Mendelian randomization was applied to analyze the GWAS database of stroke patients, obtaining a causal relationship between IL-6 and stroke. Further validation of this relationship and its mechanisms was conducted. Using a mouse model of cerebral infarction, we demonstrated a significant increase in IL-6 expression in astrocytes surrounding the ischemic lesion. This protective effect of Piezo1 knockout was attributed to the downregulation of matrix metalloproteinases and upregulation of tight junction proteins, such as occludin and zonula occludens-1 (ZO-1).

Results

Two-step Mendelian randomization revealed that IL-6 exposure is a risk factor for stroke. Moreover, we conducted behavioral assessments and observed that Piezo1 knockout mice that received intranasal administration of astrocyte-derived IL-6 showed notable improvement in cognitive function compared to control mice. This enhancement was associated with reduced neuronal cell death and suppressed astrocyte activation, preserving ZO-1.

Conclusion

Our study shows that astrocyte-derived IL-6 causes cognitive decline after stroke by protecting the blood-brain barrier. This suggests that piezo1 knockout may reduce cognitive impairment after brain ischemia. Further research on the mechanisms and IL-6 delivery methods may lead to new therapies for post-stroke cognition.

Keywords:

• cerebral infarction
• neuroinflammation
• astrocytes
• blood-brain barrier
• tight junctions

Abbreviations

IL-6, interleukin-6; GPX4, glutathione peroxidase 4; ZO-1, zonula occludens-1; BBB, blood-brain barrier; GABA, glutamate and gamma-aminobutyric acid; SNPs, single nucleotide polymorphisms; IVs, instrumental variables; LD, linkage disequilibrium; SE, standard error;ANOVA, analysis of variance; TSMA, Two-Sample Mendelian Randomization Analysis.

Data Sharing Statement

Data can be provided if necessary. The data is available from the first authors (Lujia Tang and Di Xie).

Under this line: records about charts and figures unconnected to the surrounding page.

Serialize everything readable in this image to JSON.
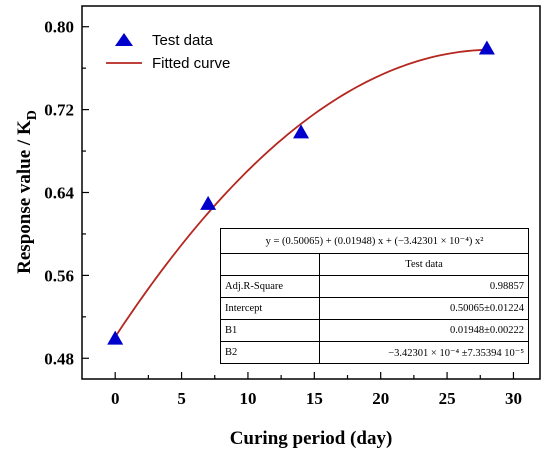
{
  "chart_data": {
    "type": "scatter",
    "xlabel": "Curing period (day)",
    "ylabel_main": "Response value / K",
    "ylabel_sub": "D",
    "xlim": [
      -2.5,
      32
    ],
    "ylim": [
      0.46,
      0.82
    ],
    "xticks": [
      0,
      5,
      10,
      15,
      20,
      25,
      30
    ],
    "yticks": [
      0.48,
      0.56,
      0.64,
      0.72,
      0.8
    ],
    "ytick_labels": [
      "0.48",
      "0.56",
      "0.64",
      "0.72",
      "0.80"
    ],
    "series": [
      {
        "name": "Test data",
        "kind": "scatter",
        "marker": "triangle",
        "color": "#0000cc",
        "x": [
          0,
          7,
          14,
          28
        ],
        "y": [
          0.499,
          0.629,
          0.698,
          0.779
        ]
      },
      {
        "name": "Fitted curve",
        "kind": "line",
        "color": "#b5271f",
        "coefficients": {
          "intercept": 0.50065,
          "b1": 0.01948,
          "b2": -0.000342301
        },
        "x_range": [
          0,
          28
        ]
      }
    ],
    "legend": {
      "position": "top-left",
      "items": [
        {
          "label": "Test data",
          "symbol": "triangle",
          "color": "#0000cc"
        },
        {
          "label": "Fitted curve",
          "symbol": "line",
          "color": "#b5271f"
        }
      ]
    },
    "fit_table": {
      "equation": "y =  (0.50065) + (0.01948) x + (−3.42301 × 10⁻⁴) x²",
      "header": "Test data",
      "rows": [
        {
          "label": "Adj.R-Square",
          "value": "0.98857"
        },
        {
          "label": "Intercept",
          "value": "0.50065±0.01224"
        },
        {
          "label": "B1",
          "value": "0.01948±0.00222"
        },
        {
          "label": "B2",
          "value": "−3.42301 × 10⁻⁴ ±7.35394 10⁻⁵"
        }
      ]
    }
  }
}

Ethics Approval and Consent to Participate

This study was approved by the Animal Ethics Committee of Xinhua Hospital Affiliated to Shanghai Jiao Tong University School of Medicine, with an ethics number of 2021-028. The researchers stated they strictly comply with the national laws (the People’s Republic of China National Standard GB/T 35892-2018).

Consent to Publish

All authors agreed to publish.

Disclosure

The authors have declared that no competing interest exists.

Additional information

Funding

This work was Sponsored by Program of Shanghai Academic Leader, Grant Number 21XD1402200; the Shanghai Committee of Science and Technology, Grant No. 23YF1425200; and National Natural Science Foundation of China, Grant Number 82072207.